The show started. Mr. Muñoz and Mr. Torres Perez did their toreador and bull pantomime, as two other men entered the ring in bull costume.
Then a real bull came in – young but still of formidable size. It stared at the spectacle before it and almost immediately jumped the fence. After a moment of panic, organizers got it back into the ring, and Mr. Ajenjo, Mr. Muñoz and Mr. Torres Perez fought it out with flowers from capes, umbrellas and a painted exercise ball. Mr. Pabon, full of courage, punched it with boxing gloves and lost a shoe.

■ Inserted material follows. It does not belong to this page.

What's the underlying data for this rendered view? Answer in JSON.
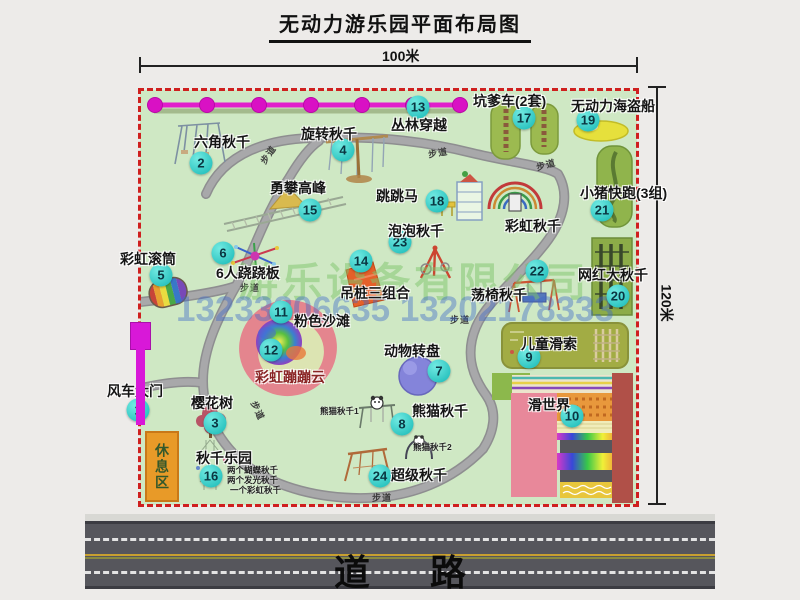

“I’m going to say something important,” Mr. Ajenjo, out of breath, said into the microphone after the exit of the bull. Showing his company, he said that they are masters of their business and concluded: “The current politicians want to take away their rights. Thank you very much.”
Raul Saura, 40, a slaughterhouse worker sitting in the stands, said: “I’m laughing. with them,” as his 2-year-old daughter laughed at the show.
At the end, the performers appeared in the arena in pink-striped sailor shirts, and Mr. Agnes, in a blue Popeye sailor suit, faced a ferocious young black bull. The crowd roared at the close calls, especially when Mr. Ajenjo circled the bull on a motorcycle.
But then he sprained his leg and was rushed to the hospital. As his ex-wife bit her painted pink fingernails, the company took a lap of praise. The sailors waved their sailor hats. The clowns carried their children on their shoulders.
Back in the dressing room, the performers applauded as Mr. Agenjo staggered back to join them with a bandaged thigh.
“They are artists,” he said emotionally. “Like bullfighters or porn actors, it’s the same.”
Everyone changed and packed. In the arena, the teenagers who waited impatiently descended on the ring for the main event – testing their courage and dodging young bulls. Backstage, workers killed the first bull the company fought. The workers dragged its carcass across the yard to a slaughterhouse while the performers wheeled their suitcases to the exit.
“We came with fear,” said Mr. Muñoz, as he boarded the bus for the long ride back to Madrid, “that they wouldn’t let us perform.”
Rachel Chaundler contributed reporting.